December 9, 2015: At a special city council meeting, Mayor Rahm Emanuel apologizes for not dealing with the problems in the Chicago Police Department sooner. More protests erupt in the Loop, with a few hundred demonstrators demanding that the mayor resign.
December 7, 2015: State’s Attorney Anita Alvarez announces that she will not file charges against a Chicago Police Officer George Hernandez, who fatally shot Ronald Johnson in October, 2014. Police dash cam video of the incident is released. Alvarez says the video shows Johnson was armed with a gun.
December 7, 2015: The U.S. Justice Department announces a civil rights investigation into Chicago Police Department practices, including use of force and its handling of misconduct complaints against officers.
December 6, 2015: The head of the Independent Police Review Authority, the panel tasked with investigating police misconduct, resigns. Scott Ando is to be replaced by Sharon Fairley.
December 4, 2015: Late in the day, the city released hundreds of pages of police reports surrounding the fatal shooting of Laquan McDonald, who was shot 16 times by Officer Jason Van Dyke. The accounts of officers at the scene differ greatly from what is seen on the dash cam video. Several officers agreed with Van Dyke that the teen was advancing toward Van Dyke in a threatening manner. The video shows McDonald walking away from the officer.
December 3, 2015: Cook County State’s Attorney Anita Alvarez defends her actions, explaining why it took 13 months to charge Officer James Van Dyke and denying there was an attempt to cover up the circumstances surrounding the shooting.
December 3, 2015: Police video of the fatal shooting of Ronald Johnson to be released, city announces.
December 2, 2015: Mayor Emanuel fires Chicago Police Supt. Garry McCarthy, saying the department needs new leadership. Protesters celebrate his ouster and demand Mayor Emanuel and State’s Attorney Anita Alvarez resign.
December 1, 2015: Mayor Rahm Emanuel forms a “police accountability” task force, a week after the city released a video showing Officer Jason Van Dyke fatally shooting Laquan McDonald.
November 30, 2015: Officer James Van Dyke, charged with first-degree murder for shooting Laquan McDonald, is released from jail after posting $150,000 bond.
November 30, 2015: Police Supt. Garry McCarthy said his hands were tied in the case. “I couldn’t fire [Jason Van Dyke]. I couldn’t put him in a ‘no pay’ status. I couldn’t discipline him. That’s the law.”
November 27, 2015: Activists march on Michigan Avenue, shutting down stores on Black Friday, to protest the death Laquan McDonald, who was a ward of the state and attended Sullivan House High School.
November 24, 2015: A video, from a Chicago police car dash cam, is released, showing Laquan McDonald being shot 16 times.
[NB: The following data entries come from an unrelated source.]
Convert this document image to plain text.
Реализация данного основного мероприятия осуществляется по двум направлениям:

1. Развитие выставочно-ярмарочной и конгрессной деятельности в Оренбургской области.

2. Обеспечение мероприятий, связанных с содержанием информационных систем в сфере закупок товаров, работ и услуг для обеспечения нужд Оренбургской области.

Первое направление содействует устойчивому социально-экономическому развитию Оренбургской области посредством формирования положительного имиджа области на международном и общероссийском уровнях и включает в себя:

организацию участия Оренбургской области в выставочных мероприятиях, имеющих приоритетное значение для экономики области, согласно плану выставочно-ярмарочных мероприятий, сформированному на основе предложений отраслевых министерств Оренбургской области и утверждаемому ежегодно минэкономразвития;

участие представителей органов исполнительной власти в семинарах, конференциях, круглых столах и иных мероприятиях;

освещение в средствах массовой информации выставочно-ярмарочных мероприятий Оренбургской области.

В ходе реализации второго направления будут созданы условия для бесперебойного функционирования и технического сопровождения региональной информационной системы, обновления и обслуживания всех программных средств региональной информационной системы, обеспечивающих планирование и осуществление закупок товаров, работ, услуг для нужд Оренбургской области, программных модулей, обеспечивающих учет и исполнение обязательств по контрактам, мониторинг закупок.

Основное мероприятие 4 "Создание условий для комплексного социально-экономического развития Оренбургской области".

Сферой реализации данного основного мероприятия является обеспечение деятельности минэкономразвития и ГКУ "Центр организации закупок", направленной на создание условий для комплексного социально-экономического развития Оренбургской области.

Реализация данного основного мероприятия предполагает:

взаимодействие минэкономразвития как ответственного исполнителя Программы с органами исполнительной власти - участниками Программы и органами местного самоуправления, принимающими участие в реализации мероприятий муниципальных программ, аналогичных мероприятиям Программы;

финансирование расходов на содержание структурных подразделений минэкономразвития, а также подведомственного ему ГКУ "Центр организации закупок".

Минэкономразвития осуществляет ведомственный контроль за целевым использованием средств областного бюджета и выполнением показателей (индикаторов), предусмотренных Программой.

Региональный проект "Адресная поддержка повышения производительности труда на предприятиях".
The video shows that the first shot sent McDonald on the ground as he was walking away from officers. The video prompts several days of protests in the city.
November 24, 2015: Chicago Police Officer Jason Van Dyke is charged with first-degree murder for shooting Laquan McDonald.
November 19, 2015: A Cook County Judge orders the city to release the video showing Laquan McDonald being shot by Officer Jason Van Dyke. Judge sets a deadline of Nov. 25.
August 5, 2015: Journalist Brandon Smith sues city to force the release of dash cam video, showing the shooting of Laquan McDonald.
April 15, 2015: City Council approves $5 million settlement with Laquan McDonald’s family. The agreement requires that the video remain sealed until investigations are complete.
April 13, 2015: The U.S. Attorney’s Office confirms they are investigating the death of Laquan Johnson.
April 7, 2015: Mayor Emanuel wins second term, defeating Jesus Garcia 55.5 percent to 44.5 percent.
February 27, 2015: Lawyers for Laquan McDonald’s family approach the city, seeking a settlement in the case before filing a lawsuit.
February 24, 2015: Mayor Emanuel forced into April run-off election against Jesus Garcia.
October 20, 2014: Laquan McDonald is fatally shot by Officer Jason Van Dyke. McDonald was walking down the street holding a small folding knife while being pursued by police. The police union spokesman, Pat Camden, said at the time: “The officers are responding to somebody with a knife in a crazed condition, who stabs out tires on a vehicle and tires on a squad car. You obviously aren’t going to sit down and have a cup of coffee with them. He is a very serious threat to the officers, and he leaves them no choice at that point but to defend themselves.”
October 12, 2014: Ronald Johnson is fatally shot in the back by Chicago Police Officer George Hernandez, who is named in a federal lawsuit filed on behalf of the Johnson family. Officers were responding to calls of a shooting. Attorneys say Johnson was not armed. The state’s attorney on Dec. 7, 2015 said Johnson did have a weapon as he fled police.